Ma Xin, Wu Wenqing, Zeng Bo, Wang Yong, Wu Xinxing
School of Science, Southwest University of Science and Technology, Mianyang, China; State Key Laboratory of Oil and Gas Reservoir Geology and Exploitation, Southwest Petroleum University, Chengdu, China.
School of Science, Southwest University of Science and Technology, Mianyang, China.
ISA Trans. 2020 Jan;96:255-271. doi: 10.1016/j.isatra.2019.07.009. Epub 2019 Jul 5.
The fractional order grey models have appealed considerable interest of research in recent years due to its high effectiveness and flexibility in time series forecasting. However, the existing fractional order accumulation and difference are computationally complex, which leads to difficulties for theoretical analysis and applications. In this paper, new definitions of fractional accumulation and difference are proposed based on the definition of conformable fractional derivative, which are called the conformable fractional accumulation and difference. Then a novel conformable fractional grey model is proposed based on the conformable fractional accumulation and difference, and Brute Force method is introduced to optimize its fractional order. The feasibility and simplicity of the proposed model and the Brute Force method are shown in the numerical example. The conformable fractional grey model outperforms the existing fractional grey model and the autoregressive model in 1 to 3-step predictions with 21 benchmark data sets, and also outperforms the existing fractional grey model in predicting the natural gas consumption of 11 countries. The results indicate that the proposed conformable fractional grey model is more efficient in longer term prediction and non-smooth time series forecasting than the existing models.

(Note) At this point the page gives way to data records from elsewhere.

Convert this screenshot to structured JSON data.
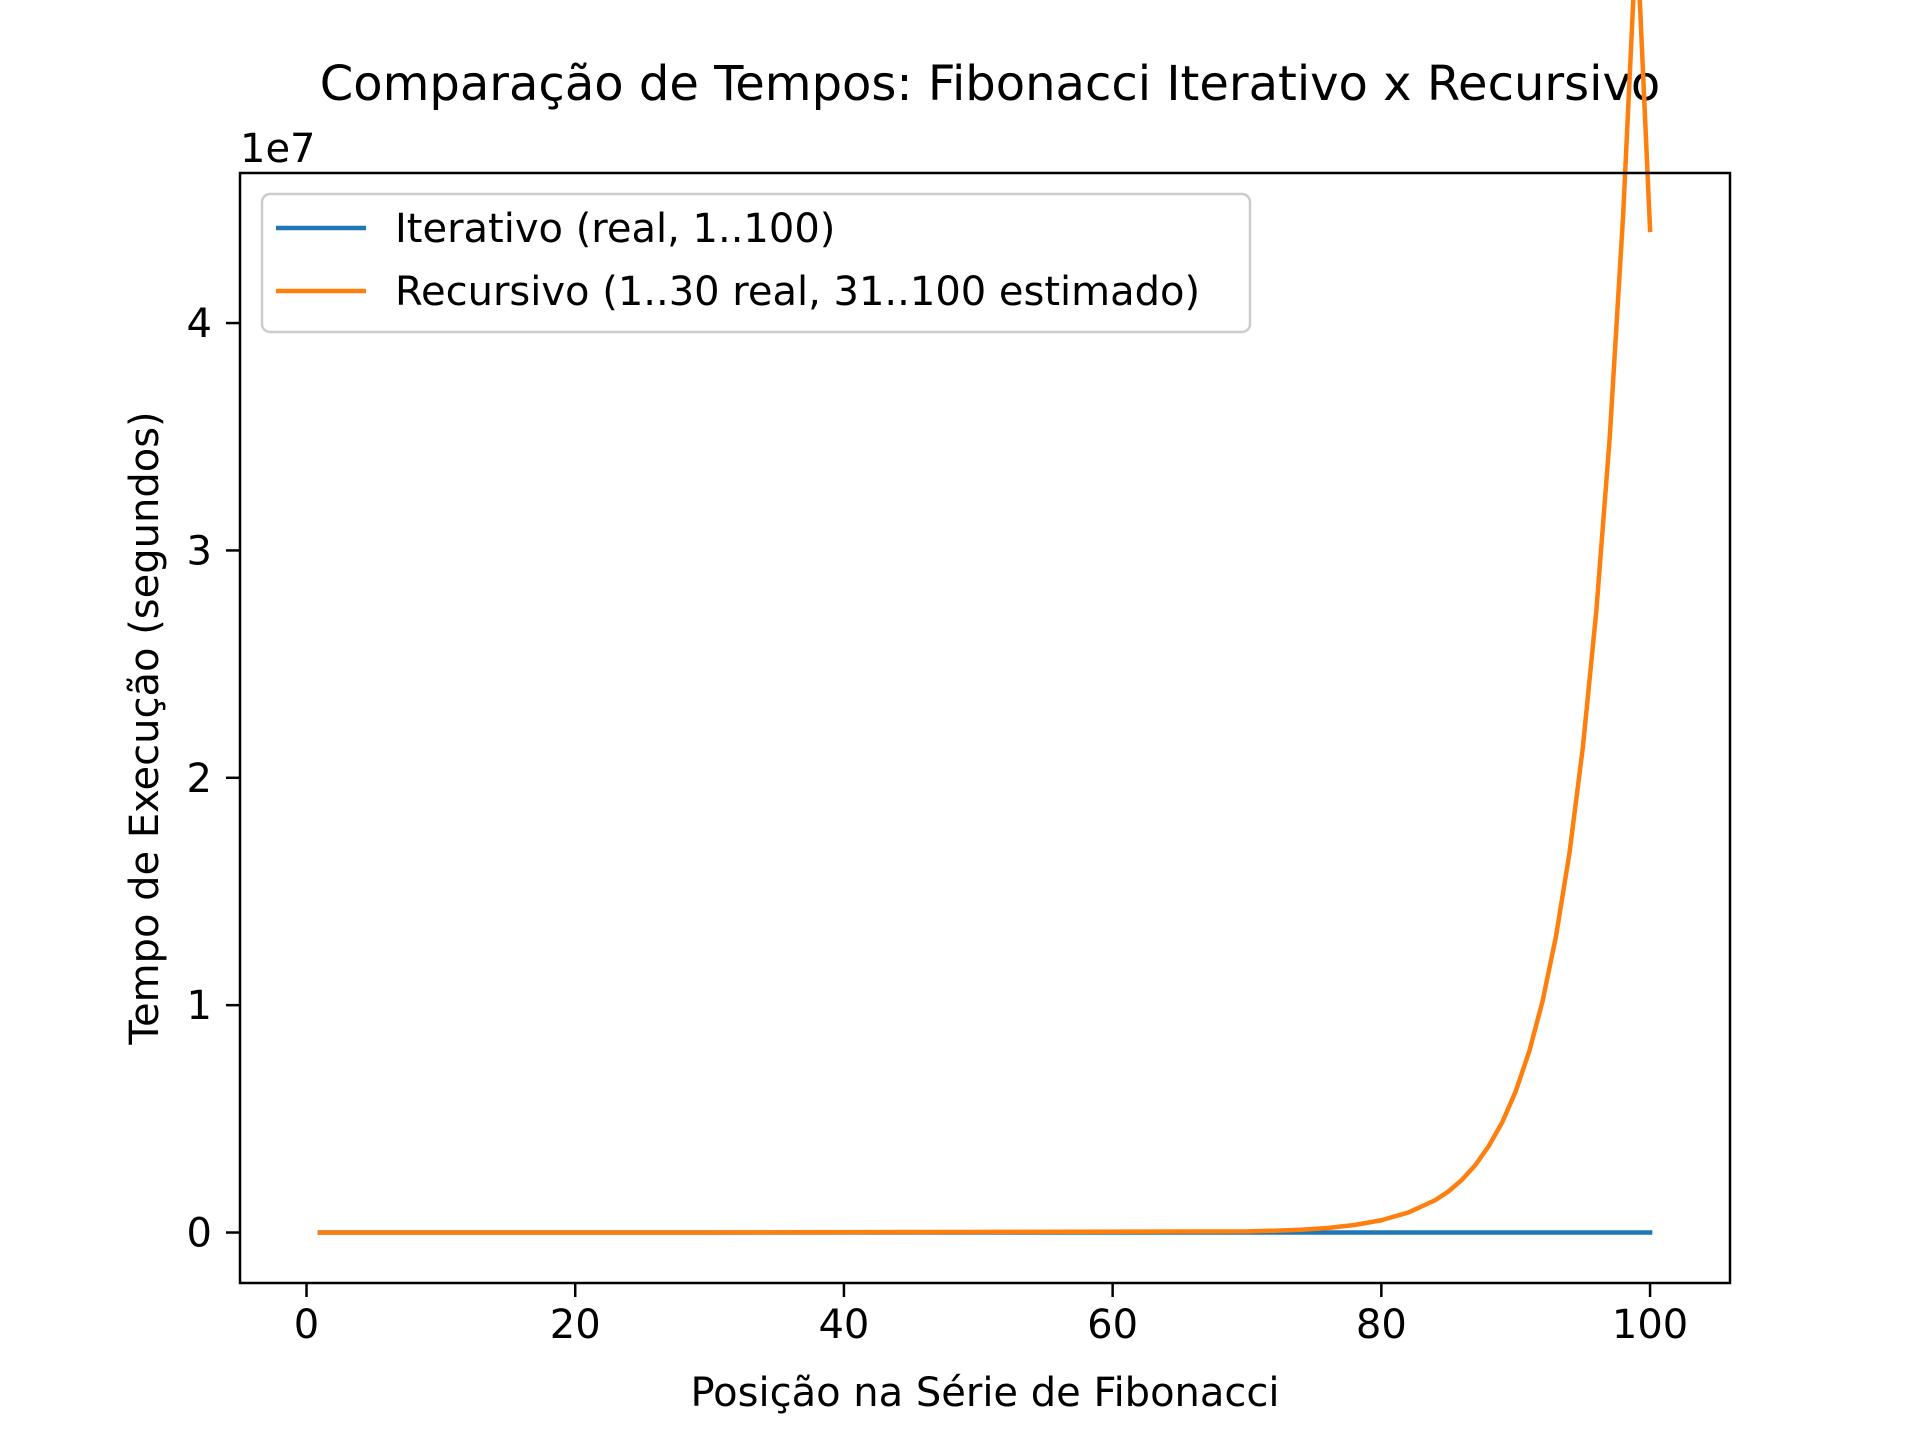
{
  "chart_data": {
    "type": "line",
    "title": "Comparação de Tempos: Fibonacci Iterativo x Recursivo",
    "xlabel": "Posição na Série de Fibonacci",
    "ylabel": "Tempo de Execução (segundos)",
    "y_offset_label": "1e7",
    "xlim": [
      -4.95,
      105.95
    ],
    "ylim": [
      -2220000,
      46600000
    ],
    "x_ticks": [
      0,
      20,
      40,
      60,
      80,
      100
    ],
    "x_tick_labels": [
      "0",
      "20",
      "40",
      "60",
      "80",
      "100"
    ],
    "y_ticks": [
      0,
      10000000,
      20000000,
      30000000,
      40000000
    ],
    "y_tick_labels": [
      "0",
      "1",
      "2",
      "3",
      "4"
    ],
    "grid": false,
    "legend_position": "upper-left",
    "series": [
      {
        "name": "Iterativo (real, 1..100)",
        "color": "#1f77b4",
        "x": [
          1,
          100
        ],
        "y": [
          0,
          0
        ]
      },
      {
        "name": "Recursivo (1..30 real, 31..100 estimado)",
        "color": "#ff7f0e",
        "x": [
          1,
          30,
          70,
          72,
          74,
          76,
          78,
          80,
          82,
          84,
          85,
          86,
          87,
          88,
          89,
          90,
          91,
          92,
          93,
          94,
          95,
          96,
          97,
          98,
          99,
          100
        ],
        "y": [
          0,
          0,
          50000,
          80000,
          120000,
          200000,
          330000,
          540000,
          880000,
          1420000,
          1810000,
          2320000,
          2970000,
          3810000,
          4850000,
          6210000,
          7950000,
          10180000,
          13030000,
          16680000,
          21350000,
          27330000,
          34980000,
          44780000,
          57320000,
          44100000
        ]
      }
    ]
  }
}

分数阶灰色模型近年来因其在时间序列预测中的高效性和灵活性而引起了广泛的研究兴趣。然而,现有的分数阶累加和累减计算复杂,给理论分析和应用带来了困难。本文基于一致分数阶导数的定义,提出了新的分数阶累加和累减定义,即一致分数阶累加和累减。然后,基于一致分数阶累加和累减提出了一种新型的一致分数阶灰色模型,并引入了暴力搜索法对其分数阶进行优化。数值算例验证了所提模型和暴力搜索法的可行性和简便性。在所选取的21个基准数据集上,一致分数阶灰色模型在1至3步预测中优于现有的分数阶灰色模型和自回归模型,在预测11个国家的天然气消费量时也优于现有的分数阶灰色模型。结果表明,所提的一致分数阶灰色模型在长期预测和非平稳时间序列预测方面比现有模型更有效。